Nevertheless, in Turn Right At Macchu Picchu he sets out to retrace the journey to Macchu Picchu that explorer Hiram Bingham took in 1911 when he “discovered” the Incan ruins for the world outside of Peru. Trek along with him.
26. State of Wonder
I read a lot of Ann Patchett. Her books always have just enough well-written drama to keep you pulled along, without being heavy reads.
State of Wonder takes us on a Heart-of-Darkness-like journey up the Amazon River. This time, a doctor is on the hunt for her missing mentor who was researching a promising new drug.
I’ve been “reading” more audio books lately and a book like State of Wonder makes for an especially good listen.

For Tweens and Teens: The Cat King Of Havana

The Cat King of Havana is a teenager known in his New York City high school for making cat videos. He invites a classmate to visit his family in Cuba in an attempt to woo her.
They practice salsa, explore Havana and learn his family’s secrets along with the dark side of Cuban politics. It’s a great introduction for teens to Cuba’s colorful culture and complex modern history.
Tip: Read it for free when you download the Kindle app to your phone.
Books That Take You To Australia and New Zealand
27. Commonwealth of Thieves
In the late 1700s England had far more petty thieves than it had room for in its prisons. When it could no longer send them to the American colonies it began exporting them to Australia, a land about which it knew absolutely nothing.
The hubris that went into settling the first Australian penal colony, the titular Commonwealth of Thieves was astounding.
More amazing were the the prisoners who actually pieced together new lives for themselves and laid the foundation for a new country.
This narrative history has a enough detail and the right pace to make you feel like you’re right there with them.

28. In a Sunburnt Country

Early on in the travelogue In a Sunburnt Country, Bryson, a lover of facts, statistics, and trivia, enumerates some of the many things in Australia that can kill you.
From the safety of your couch, join him on his humor-infused journey and you’ll learn a lot about a country that feels familiar but that we actually know little about.
29. Do They Speak English Down There
Explore New Zealand with Tunney, an expat who moved there with her family from San Diego.
In Do They Speaak English Down there?, Susan Tunney shares the wonders of their new country and the challenges to adapting to a new home, from which they are separated by a common language.

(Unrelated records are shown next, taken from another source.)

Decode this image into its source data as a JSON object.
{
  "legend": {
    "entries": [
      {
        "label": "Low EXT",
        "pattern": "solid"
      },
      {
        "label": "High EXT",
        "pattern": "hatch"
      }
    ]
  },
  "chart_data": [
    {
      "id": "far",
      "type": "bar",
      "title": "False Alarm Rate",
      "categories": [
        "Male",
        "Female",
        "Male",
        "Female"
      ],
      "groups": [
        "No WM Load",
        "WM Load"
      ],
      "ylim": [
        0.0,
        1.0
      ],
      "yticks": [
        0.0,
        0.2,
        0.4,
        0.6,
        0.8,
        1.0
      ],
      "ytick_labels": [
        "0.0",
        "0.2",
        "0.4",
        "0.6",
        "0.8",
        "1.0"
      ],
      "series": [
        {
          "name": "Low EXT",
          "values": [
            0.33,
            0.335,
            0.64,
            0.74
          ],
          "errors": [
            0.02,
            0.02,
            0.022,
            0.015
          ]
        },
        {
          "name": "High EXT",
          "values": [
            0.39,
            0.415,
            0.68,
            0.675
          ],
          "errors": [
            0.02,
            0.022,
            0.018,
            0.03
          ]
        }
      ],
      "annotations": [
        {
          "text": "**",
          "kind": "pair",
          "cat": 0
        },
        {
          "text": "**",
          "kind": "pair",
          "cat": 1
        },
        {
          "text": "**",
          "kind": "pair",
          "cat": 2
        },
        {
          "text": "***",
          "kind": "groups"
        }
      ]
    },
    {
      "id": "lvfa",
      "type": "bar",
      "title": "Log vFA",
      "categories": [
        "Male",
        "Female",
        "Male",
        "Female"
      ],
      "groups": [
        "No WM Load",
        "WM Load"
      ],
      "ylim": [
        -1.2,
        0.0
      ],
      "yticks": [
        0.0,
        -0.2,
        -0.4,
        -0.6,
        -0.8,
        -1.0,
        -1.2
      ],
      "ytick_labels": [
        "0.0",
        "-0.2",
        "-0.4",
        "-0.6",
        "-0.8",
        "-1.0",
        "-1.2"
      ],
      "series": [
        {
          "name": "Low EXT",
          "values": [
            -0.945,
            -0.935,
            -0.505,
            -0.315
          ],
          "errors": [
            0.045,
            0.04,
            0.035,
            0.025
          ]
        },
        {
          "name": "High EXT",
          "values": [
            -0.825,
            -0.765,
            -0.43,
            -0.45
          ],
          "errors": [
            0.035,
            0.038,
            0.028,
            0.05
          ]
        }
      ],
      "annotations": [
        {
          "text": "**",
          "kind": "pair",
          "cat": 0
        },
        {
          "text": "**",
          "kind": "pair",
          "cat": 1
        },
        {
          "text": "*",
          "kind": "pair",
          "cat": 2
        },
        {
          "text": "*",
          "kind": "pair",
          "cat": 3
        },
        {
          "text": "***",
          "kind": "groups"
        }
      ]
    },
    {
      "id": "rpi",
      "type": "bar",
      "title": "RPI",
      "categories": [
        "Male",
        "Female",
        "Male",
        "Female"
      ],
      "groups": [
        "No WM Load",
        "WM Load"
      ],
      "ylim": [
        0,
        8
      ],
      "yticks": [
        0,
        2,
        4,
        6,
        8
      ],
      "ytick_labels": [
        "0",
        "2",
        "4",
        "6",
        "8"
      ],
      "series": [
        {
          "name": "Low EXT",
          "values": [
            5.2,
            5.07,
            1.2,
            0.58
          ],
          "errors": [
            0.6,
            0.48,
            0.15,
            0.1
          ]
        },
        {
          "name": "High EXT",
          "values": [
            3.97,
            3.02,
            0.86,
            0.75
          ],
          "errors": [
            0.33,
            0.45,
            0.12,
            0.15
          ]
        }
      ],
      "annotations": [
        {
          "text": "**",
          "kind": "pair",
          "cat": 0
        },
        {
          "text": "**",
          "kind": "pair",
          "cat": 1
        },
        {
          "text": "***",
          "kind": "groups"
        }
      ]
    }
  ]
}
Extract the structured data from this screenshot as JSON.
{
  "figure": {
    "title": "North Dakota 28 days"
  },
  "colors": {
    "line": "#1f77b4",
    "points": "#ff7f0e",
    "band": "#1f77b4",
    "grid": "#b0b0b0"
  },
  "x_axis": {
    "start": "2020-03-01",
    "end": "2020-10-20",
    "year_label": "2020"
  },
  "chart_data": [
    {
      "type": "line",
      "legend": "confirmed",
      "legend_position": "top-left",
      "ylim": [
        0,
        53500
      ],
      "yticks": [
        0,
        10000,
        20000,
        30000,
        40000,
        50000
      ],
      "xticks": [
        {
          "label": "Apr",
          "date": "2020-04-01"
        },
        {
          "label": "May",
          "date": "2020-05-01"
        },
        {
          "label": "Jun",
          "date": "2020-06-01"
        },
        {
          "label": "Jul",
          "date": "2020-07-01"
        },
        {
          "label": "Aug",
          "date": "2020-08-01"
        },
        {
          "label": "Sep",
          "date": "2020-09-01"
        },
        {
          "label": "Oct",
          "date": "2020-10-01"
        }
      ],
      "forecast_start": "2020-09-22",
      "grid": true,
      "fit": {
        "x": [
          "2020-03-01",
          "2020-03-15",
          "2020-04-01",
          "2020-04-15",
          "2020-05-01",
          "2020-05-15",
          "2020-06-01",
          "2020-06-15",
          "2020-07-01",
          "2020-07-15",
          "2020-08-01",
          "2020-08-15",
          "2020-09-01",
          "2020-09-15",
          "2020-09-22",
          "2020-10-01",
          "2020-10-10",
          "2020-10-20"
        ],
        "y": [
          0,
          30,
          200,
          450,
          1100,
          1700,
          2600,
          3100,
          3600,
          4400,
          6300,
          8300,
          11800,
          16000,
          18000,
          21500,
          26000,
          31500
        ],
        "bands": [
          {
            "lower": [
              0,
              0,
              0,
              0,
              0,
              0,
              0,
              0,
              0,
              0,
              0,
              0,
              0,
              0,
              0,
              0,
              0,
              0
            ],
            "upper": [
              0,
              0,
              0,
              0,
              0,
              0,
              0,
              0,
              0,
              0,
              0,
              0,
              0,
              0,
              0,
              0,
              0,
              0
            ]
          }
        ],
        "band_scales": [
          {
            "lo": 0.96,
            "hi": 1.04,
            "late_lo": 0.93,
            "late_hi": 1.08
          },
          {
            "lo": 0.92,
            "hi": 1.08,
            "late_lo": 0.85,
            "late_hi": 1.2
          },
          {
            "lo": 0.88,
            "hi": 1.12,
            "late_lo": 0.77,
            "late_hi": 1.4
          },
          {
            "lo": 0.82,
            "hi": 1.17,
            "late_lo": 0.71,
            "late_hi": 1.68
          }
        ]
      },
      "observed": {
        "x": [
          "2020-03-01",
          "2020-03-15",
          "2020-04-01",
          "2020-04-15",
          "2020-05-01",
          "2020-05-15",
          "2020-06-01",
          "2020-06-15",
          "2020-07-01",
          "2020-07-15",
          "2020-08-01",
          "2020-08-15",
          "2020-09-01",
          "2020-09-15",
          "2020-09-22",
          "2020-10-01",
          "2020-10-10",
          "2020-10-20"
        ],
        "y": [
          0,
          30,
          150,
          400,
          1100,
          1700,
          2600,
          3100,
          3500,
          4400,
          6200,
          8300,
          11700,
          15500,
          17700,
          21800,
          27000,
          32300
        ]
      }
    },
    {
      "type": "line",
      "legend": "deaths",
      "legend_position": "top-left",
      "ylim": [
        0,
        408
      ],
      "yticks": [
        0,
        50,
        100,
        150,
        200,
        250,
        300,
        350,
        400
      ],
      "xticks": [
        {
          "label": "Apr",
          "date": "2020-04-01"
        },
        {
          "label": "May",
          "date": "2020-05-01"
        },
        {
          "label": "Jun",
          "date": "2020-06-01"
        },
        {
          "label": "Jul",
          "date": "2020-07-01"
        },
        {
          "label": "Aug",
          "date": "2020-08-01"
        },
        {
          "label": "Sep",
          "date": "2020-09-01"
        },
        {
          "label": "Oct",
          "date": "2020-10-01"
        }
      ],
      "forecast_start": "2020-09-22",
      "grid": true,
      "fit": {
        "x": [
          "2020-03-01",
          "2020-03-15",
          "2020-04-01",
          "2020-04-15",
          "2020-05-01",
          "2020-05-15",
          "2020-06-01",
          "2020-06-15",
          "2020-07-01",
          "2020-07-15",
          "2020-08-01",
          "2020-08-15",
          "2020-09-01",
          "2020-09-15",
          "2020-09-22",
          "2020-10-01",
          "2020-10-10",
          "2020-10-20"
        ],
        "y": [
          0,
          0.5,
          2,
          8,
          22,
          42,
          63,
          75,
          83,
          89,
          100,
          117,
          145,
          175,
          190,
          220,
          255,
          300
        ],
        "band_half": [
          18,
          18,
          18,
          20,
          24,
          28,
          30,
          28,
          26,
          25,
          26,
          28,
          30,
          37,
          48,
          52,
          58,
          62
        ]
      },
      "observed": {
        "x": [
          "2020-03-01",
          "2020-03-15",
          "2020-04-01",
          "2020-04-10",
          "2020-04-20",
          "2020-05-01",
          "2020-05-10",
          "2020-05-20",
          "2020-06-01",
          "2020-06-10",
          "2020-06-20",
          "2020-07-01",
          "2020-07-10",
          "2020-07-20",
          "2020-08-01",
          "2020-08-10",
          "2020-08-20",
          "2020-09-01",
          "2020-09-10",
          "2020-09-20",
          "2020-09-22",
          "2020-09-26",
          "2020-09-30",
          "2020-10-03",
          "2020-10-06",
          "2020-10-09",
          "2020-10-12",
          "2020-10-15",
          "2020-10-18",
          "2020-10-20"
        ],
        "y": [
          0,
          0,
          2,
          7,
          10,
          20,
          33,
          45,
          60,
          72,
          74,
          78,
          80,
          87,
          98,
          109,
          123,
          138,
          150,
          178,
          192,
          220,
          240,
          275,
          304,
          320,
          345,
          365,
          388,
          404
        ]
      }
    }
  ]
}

30 The Phryne Fisher Mysteries

Pick any of the books in this series and join the daring, independent, slacks-wearing Phryne Fisher as she sleuths her way across 1920s Melbourne.
These breezy, suspenseful novels are great vacation reads, and great to read when you need a vacation, too.
Because for the well-healed, every place was more fun in the roaring 20s and the Honouroable Ms. Fisher makes the most of it.
Tip: Watch the television series on Acorn or Netflix DVDs. It’s so worth watching just to admire Phryne’s fabulous flapper wardrobe and her flirtations with Inspector Jack Robinson.
For Kids and Tweens: Red Rocks
Red Rocks delves into the Celtic roots of New Zealand’s citizens with. In the story a boy named Jake accidentally acquires a selkie’s seal skin, leading to adventure and magic on the island’s Wellington coast.
Selkies are shape shifters who slip between human and seal form by slipping outof their sealskins. They can be men or women and are enchanting in human form.